I attended Quaker meetings for a few years, and we'd occasionally get the question about those hats the oatmeal-box guy wears. Quakerism came from England, where it's beastly cold and rainy and Anglos are prone to male pattern baldness, and moved to Pennsylvania and New England where it's also beastly cold and rainy much of the year, and many of them believed in wearing plain durable clothing instead of wearing flashy stuff to draw attention to themselves. But English social custom and legal practice was big on forcing lower-class people to acknowledge the importance of higher-class people, and taking off hats to your betters (especially government officials and nobility) was a big part of that, and Quakerism believes very radically in equality, so Quakers would often get thrown in jail for not taking off their hats around their betters. I wear hats to keep my head warm (as an Anglo who went bald early), and when my beard was longer I could pass for Orthodox if I was wearing a dark suit and a hat.
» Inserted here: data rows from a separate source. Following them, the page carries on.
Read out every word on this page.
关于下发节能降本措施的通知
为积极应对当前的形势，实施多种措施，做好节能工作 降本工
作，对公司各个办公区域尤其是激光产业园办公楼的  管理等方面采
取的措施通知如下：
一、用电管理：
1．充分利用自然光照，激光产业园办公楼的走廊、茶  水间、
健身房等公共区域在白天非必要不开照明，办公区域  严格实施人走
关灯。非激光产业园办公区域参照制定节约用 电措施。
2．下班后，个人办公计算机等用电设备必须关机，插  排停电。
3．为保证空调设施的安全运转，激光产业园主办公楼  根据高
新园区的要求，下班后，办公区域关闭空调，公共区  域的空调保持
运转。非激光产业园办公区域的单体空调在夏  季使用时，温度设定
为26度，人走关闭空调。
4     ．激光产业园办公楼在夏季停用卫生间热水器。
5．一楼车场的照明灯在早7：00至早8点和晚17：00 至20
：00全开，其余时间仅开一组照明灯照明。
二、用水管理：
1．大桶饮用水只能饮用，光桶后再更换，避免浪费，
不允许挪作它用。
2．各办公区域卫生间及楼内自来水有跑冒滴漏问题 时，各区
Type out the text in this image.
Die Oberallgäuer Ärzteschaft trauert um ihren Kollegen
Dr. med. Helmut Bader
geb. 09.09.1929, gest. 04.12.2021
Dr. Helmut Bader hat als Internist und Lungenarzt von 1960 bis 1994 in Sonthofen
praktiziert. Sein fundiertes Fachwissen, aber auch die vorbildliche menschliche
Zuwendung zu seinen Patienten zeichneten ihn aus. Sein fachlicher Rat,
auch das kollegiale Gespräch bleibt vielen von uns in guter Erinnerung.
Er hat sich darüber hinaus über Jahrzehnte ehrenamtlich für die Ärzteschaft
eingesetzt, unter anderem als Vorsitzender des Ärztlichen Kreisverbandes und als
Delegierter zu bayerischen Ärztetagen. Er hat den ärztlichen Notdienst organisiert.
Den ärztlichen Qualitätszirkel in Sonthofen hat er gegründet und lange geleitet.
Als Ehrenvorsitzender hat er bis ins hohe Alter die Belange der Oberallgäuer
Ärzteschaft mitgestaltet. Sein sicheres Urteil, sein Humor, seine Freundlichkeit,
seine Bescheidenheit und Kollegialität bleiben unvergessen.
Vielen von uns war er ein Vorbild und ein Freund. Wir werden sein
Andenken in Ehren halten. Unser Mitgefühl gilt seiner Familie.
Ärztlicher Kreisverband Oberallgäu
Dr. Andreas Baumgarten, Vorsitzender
Back when the TSA were new, they didn't make people take off hats or coats in security lines, but out here at San Jose airport, the main people who wore them were Mexicans wearing cowboy hats heading down to Mexico, and the TSA were the white guys who'd replaced the previous mostly-immigrant screeners, and they decided to make a local rule telling the Mexicans to take their hats off. My first reaction was "if they tried this at LaGuardia the Hasidim would been in the mayor's office in an hour telling him to fire the bigot who thought up that nonsense", but as a Quaker I felt I ought to argue with them because they're clearly just doing it to bully people, and I was successful at making it difficult for them to avoid the bigotry issue for a while.